A social engineering penetration test should simulate a real-world situation as much as possible. The best way to do this is to have phish of every level – obvious phish, generic but well-constructed phish, and highly custom bespoke phish. These phish should also have variety in terms of their content – some should attempt to draw users towards a malicious site, others should be intended to get someone to open a link. Some should imitate internal coworkers; others should imitate external companies unrelated to the business. This will provide an organization with the best data in terms of how susceptible their employees are, and what they need to work on.
You aren’t limited to email.
While some organizations may focus entirely on email-based pen testing, it’s good to keep in mind that phishing can be done with other forms of communication. Voice phishing can be used to acquire important pin numbers, for example. Text messages are also becoming increasingly popular, and can be particularly dangerous when used on a company issued cell phone, or even a personal device that is connected to the organization’s network.
Take the time to keep up with the latest techniques and think creatively on different methods.
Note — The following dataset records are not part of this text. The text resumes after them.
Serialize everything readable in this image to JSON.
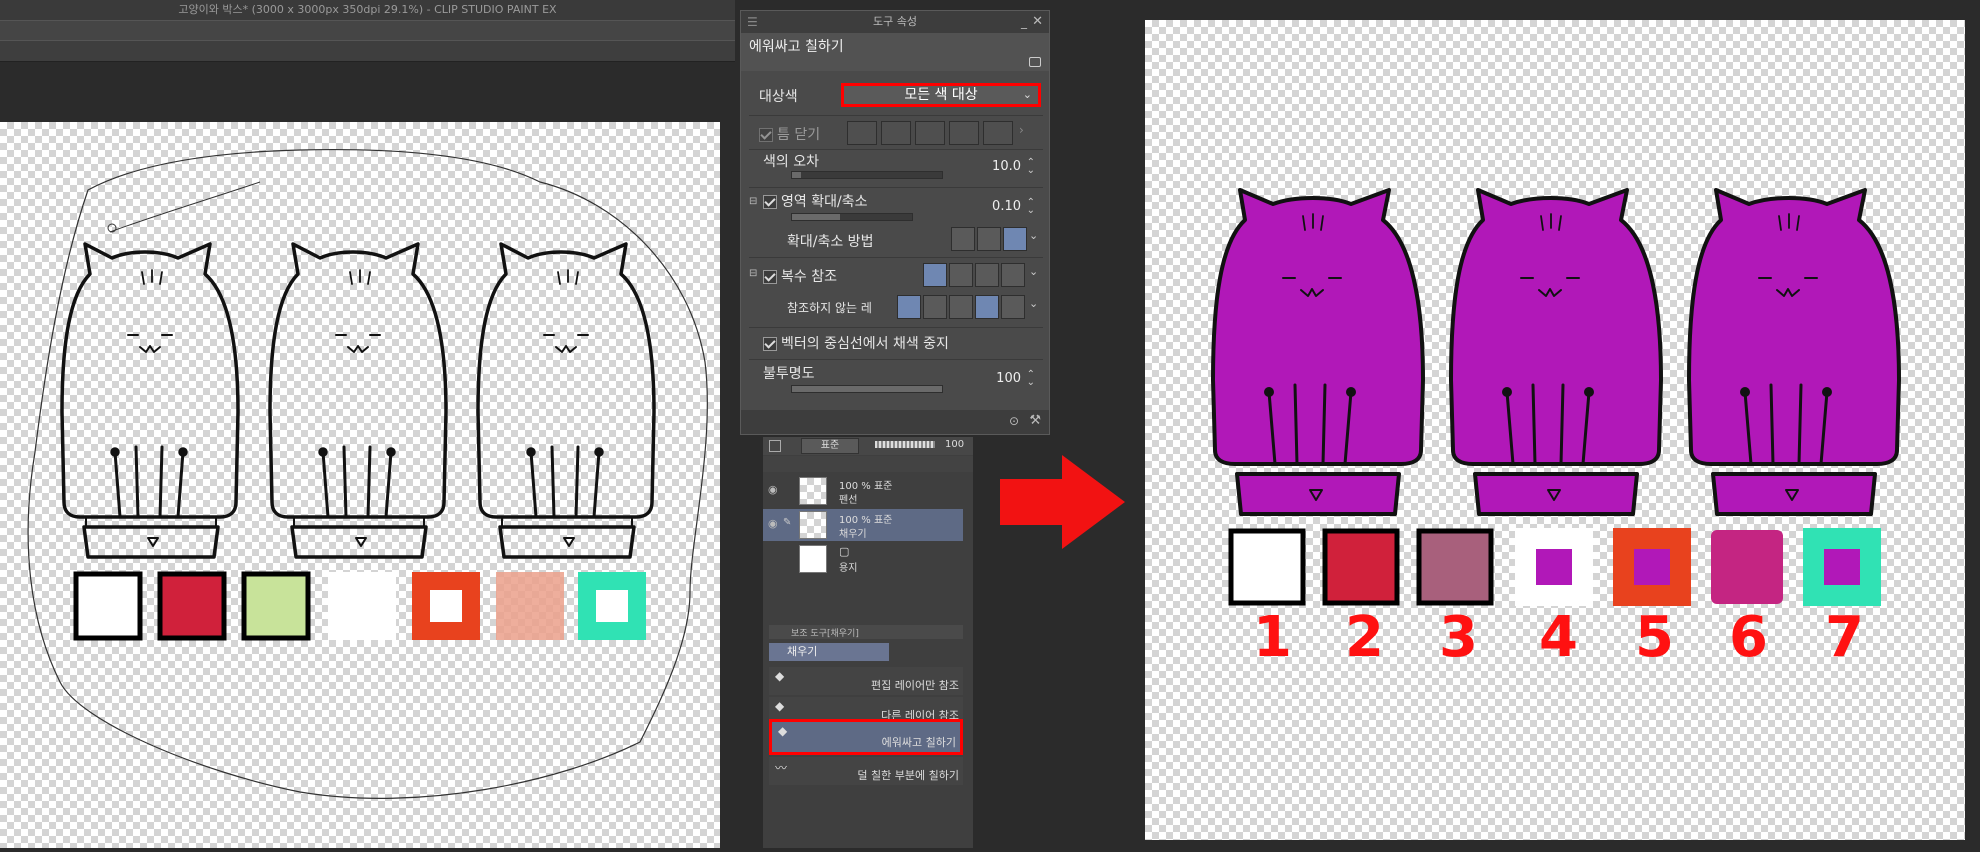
{
  "app": {
    "window_title": "고양이와 박스* (3000 x 3000px 350dpi 29.1%)  - CLIP STUDIO PAINT EX"
  },
  "tool_property": {
    "panel_title": "도구 속성",
    "subtool_name": "에워싸고 칠하기",
    "target_color_label": "대상색",
    "target_color_value": "모든 색 대상",
    "close_gap_label": "틈 닫기",
    "tolerance_label": "색의 오차",
    "tolerance_value": "10.0",
    "area_scaling_label": "영역 확대/축소",
    "area_scaling_value": "0.10",
    "scaling_method_label": "확대/축소 방법",
    "multi_ref_label": "복수 참조",
    "no_ref_layer_label": "참조하지 않는 레",
    "vector_stop_label": "벡터의 중심선에서 채색 중지",
    "opacity_label": "불투명도",
    "opacity_value": "100"
  },
  "layers": {
    "blend_mode": "표준",
    "opacity": "100",
    "items": [
      {
        "percent": "100 % 표준",
        "name": "펜선"
      },
      {
        "percent": "100 % 표준",
        "name": "채우기"
      },
      {
        "percent": "",
        "name": "용지"
      }
    ]
  },
  "subtools": {
    "header": "보조 도구[채우기]",
    "tab": "채우기",
    "items": [
      {
        "name": "편집 레이어만 참조"
      },
      {
        "name": "다른 레이어 참조"
      },
      {
        "name": "에워싸고 칠하기"
      },
      {
        "name": "덜 칠한 부분에 칠하기"
      }
    ]
  },
  "swatch_numbers": [
    "1",
    "2",
    "3",
    "4",
    "5",
    "6",
    "7"
  ],
  "colors": {
    "fill_purple": "#b118b8",
    "highlight_red": "#ff0000",
    "arrow_red": "#f21212",
    "swatch_red": "#d0213b",
    "swatch_green": "#c8e39a",
    "swatch_orange": "#e8421e",
    "swatch_salmon": "#eba08b",
    "swatch_teal": "#30e2b4",
    "swatch_mauve": "#a8607c",
    "swatch_magenta": "#c42582"
  }
}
Ensure that you’re using tools that help you get the most out of these tests, like Core Impact. Doing post campaign analysis with metrics like click rates, login numbers, and flagging instances will help show what an organization needs to work on. Additionally, these reports will become even more valuable to show progress after regular retesting.
Ultimately, the most important part of social engineering tests like phishing campaigns is to not rest on your laurels. Since attackers are constantly retooling and trying different tactics, pen testers must do so as well.